Now think about Annette’s size. Imagine her shrinking, so she fits into a matchbox. Close your eyes and try to see her as accurately as possible, with her long legs and the markings on her hide. Now imagine Annette’s size as larger than life. Try turning her around in your mind so you can look at her from all sides.

A little splash of color would suit her too. Take a paintbrush and paint her all blue. Imagine adding red dots to her blue hide. Now you can see a blue giraffe with red spots. Make sure you can really see this strange animal in your mind’s eye. Now make Annette green, or dunk her in a pot of your favorite color paint, regardless of how silly she looks like afterward. I want you to actually see what you have done with Annette and also imagine what she feels like (warm or cold) and what she smells like (well, maybe that isn’t absolutely essential). But that’s enough of giraffes for the time being. Let’s move on

Play the same game with an elephant or an ape. You can also practice by mentally putting your favorite comedian, your boss, or one of your friends or acquaintances into a ball gown or some other silly scenario. Th e key point in this exercise is that you learn to make images in your head, modify them, and make them move.

Another good exercise is closing your eyes and picturing the room you are in. Can you actually see it? It isn’t so easy.

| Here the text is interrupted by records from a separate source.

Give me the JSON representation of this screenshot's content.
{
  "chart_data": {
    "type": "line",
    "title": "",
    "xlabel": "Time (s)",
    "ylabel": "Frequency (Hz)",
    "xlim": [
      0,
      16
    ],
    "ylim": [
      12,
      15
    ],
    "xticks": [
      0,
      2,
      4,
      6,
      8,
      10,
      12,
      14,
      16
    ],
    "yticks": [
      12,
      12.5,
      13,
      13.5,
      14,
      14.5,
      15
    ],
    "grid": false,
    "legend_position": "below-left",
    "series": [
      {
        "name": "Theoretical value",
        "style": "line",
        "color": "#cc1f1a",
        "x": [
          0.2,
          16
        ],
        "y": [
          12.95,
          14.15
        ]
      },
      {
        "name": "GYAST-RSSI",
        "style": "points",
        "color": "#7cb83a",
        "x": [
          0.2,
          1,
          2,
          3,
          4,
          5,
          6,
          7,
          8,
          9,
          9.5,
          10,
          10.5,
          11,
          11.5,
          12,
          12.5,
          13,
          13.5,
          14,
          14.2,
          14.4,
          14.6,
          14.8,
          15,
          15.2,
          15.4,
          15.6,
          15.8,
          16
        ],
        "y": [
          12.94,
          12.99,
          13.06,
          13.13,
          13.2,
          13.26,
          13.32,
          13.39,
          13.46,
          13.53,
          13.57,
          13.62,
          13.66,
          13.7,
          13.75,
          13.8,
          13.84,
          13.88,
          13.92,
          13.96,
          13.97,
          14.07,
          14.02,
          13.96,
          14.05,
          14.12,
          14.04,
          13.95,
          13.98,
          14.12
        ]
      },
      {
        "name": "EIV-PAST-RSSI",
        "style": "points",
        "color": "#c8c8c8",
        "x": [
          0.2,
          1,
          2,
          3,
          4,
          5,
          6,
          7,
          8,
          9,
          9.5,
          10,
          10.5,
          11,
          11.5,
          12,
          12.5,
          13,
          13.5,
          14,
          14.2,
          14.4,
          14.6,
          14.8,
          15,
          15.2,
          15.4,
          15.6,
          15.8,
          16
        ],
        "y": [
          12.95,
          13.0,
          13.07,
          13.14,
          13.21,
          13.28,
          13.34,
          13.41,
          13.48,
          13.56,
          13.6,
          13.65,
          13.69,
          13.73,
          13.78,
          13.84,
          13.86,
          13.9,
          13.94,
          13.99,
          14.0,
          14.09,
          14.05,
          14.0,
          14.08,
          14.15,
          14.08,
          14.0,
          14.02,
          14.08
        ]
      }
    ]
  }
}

If you try to walk around the room in your mind with your eyes closed, you will notice that there are plenty of gaps in your image, details that you don’t remember. For example, what was on the table—a vase, a fruit bowl with some fruit in it, or something else? If you find this exercise difficult, look around the room again and closely note the small details. Now close your eyes. You will probably have a much more accurate picture of your surroundings.

Don’t expect to have a precise photographic image in your head. When I see the giraffe in front of me, the image is supplemented by other impressions. Emotions and memories also form part of the picture. For example, I remember how, as a small child on my first visit to a zoo, I stood in front of a large giraffe with its long neck and looked at it in amazement. You experience this type of image not only with your (imaginary) eyes, but with your other senses as well. With some time and practice, you will be able to dig up your own images and pictures, and many memories you thought you had forgotten will flood back into your consciousness.

Here are some more simple exercises for you to try. Just think of an apple. Everyone knows what an apple is and what it looks like. Initially, it might be difficult for most of us to see a colorful fruit in our mind as soon as we hear the word apple, let alone smell it, feel its smooth or wrinkled skin, or even taste it. However, in theory we can call up all sorts of associations with apples, depending on how old we are or how much life experience we’ve had.

Children may well think of the pictures in their first storybooks or an apple that has been thrown against a wall so hard that it splatters in all directions. Older people may have memories of apple picking; the aroma of apples stored in a cool, dark cellar for the winter, or the smell of cider when the apples are put through the press. People who are interested in history may respond to the word apple with images of Charlemagne holding the imperial orb, William Tell shooting the apple from his son’s head with an arrow, or Adam and Eve.

Abstract terms, such as freedom, can also be put into pictures. The following images may present themselves: the Statue of Liberty, Delacroix’s painting Freedom Is the Leader of the People, or a birdcage being opened.

If you now try to play around with the words apple or freedom in your thoughts, you will see how easily associations with color, shape, smell, taste, and emotions develop in your mind.